Last week John MacArthur (pastor of Grace Community Church and president of The Master’s Seminary), hosted the “Strange Fire” conference denouncing the Pentecostal/Charismatic movement and accusing them of opening the door to “aberrant theological error”. The conference served as a launching point for the upcoming release of his book of the same title. If you want to learn more you’ll find links to a number of stories here, including a commentary by David Hayward, who drew the cartoon in this post. (One interesting turn of events was that Mark Driscoll turned up, tried to sell his books and apparently was asked to leave.)
I don’t know as much about the Pentecostal movement as I should.
I do know that in their experiences as long-term Baptist missionaries to Japan my parents sometimes witnessed the moving of the Spirit in ways that are not the norm here in the West; for example, the exorcism of demons and speaking in tongues. I also know that the movement has a long-standing history of including women as equal partners in ministry, stemming primarily from the belief that spiritual gifts are not distributed by gender, a belief also foundational in egalitarian theology. While I’m sure the charismatic movement has it extremes and outliers just like any other movement, I respect and love these brothers and sisters in Christ and resent MacArthur’s characterization of them as a movement which has nothing good to offer the church. (Yes, he really did say this. You can find a complete transcript here.)
I think it’s odd for MacArthur to denounce Paul’s extensive teaching on spiritual gifts as not relevant today, yet embrace a few verses that appear to restrict women’s full participation in church leadership.
A document on biblical eldership on the Grace Community Church website says this: “In addition, the office of elder is limited to men. 1 Timothy 2:11-12 says, ‘Let a woman quietly receive instruction with entire submissiveness. But I do not allow a woman to teach or exercise authority over a man, but to remain quiet.’ In the church, women are to be under the authority of the elders, excluded from teaching men or holding positions of authority over them.” A similar statement is found on the college website.
I thought maybe I was missing something here, so yesterday afternoon I read through all of Paul’s New Testament letters to try and get a sense of the whole of his teaching on spiritual gifts. I noticed that there are more than 70 verses containing Paul’s teaching on spiritual gifts*, but just 6 verses about women speaking**, and those verses are highly contested.
For example, some have suggested that 1 Corinthians 14:34-35 may have been added in later, or that Paul is quoting these words to make just the opposite point. Most English translations make a note of this in the margins or put these verses in parentheses. (You can find a lengthy discussion of this passage and the various concerns about it here.) And in addition to the translation difficulties of 1 Timothy 2:11-15, there are legitimate reasons to believe that this passage was written to address a specific situation in a specific church about a specific misuse of authority***; and perhaps even about a specific woman.

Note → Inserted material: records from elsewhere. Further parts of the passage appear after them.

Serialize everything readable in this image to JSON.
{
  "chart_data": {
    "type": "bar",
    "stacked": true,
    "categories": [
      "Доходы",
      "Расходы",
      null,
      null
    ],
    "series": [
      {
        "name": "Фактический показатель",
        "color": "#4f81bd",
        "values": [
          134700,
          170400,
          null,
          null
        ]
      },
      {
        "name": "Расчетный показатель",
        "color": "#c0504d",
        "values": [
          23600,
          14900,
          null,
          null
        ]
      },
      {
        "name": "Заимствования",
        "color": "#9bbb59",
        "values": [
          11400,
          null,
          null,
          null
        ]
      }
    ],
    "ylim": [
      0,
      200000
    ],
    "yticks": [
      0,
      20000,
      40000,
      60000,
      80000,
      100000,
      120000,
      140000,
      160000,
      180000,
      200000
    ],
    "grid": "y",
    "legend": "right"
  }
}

Yet MacArthur would have us believe that the charismatic gifts are no longer relevant for the Church today, but questionable “restrictions” on women are.
I’m not a theologian, but as I noted in a recent post on women in church leadership, this seems like very shaky ground on which to build church doctrine.
*Paul’s teaching on spiritual gifts (73 verses): Romans 1:11-12, 12:6-8, 1 Corinthians 2:14, 12:1-31, 1 Cor 14:1-33, Ephesians 4:11-13.
**There are actually more verses about women speaking, but they support women’s participation, not restrict it. Some examples are 1 Corinthians 11:5 and 1 Corinthians 14:26-27.
***The word “authentein”, translated in 1 Timothy 2:12 as “authority” is only used once in the Bible and is now understood to refer to the inappropriate use of authority.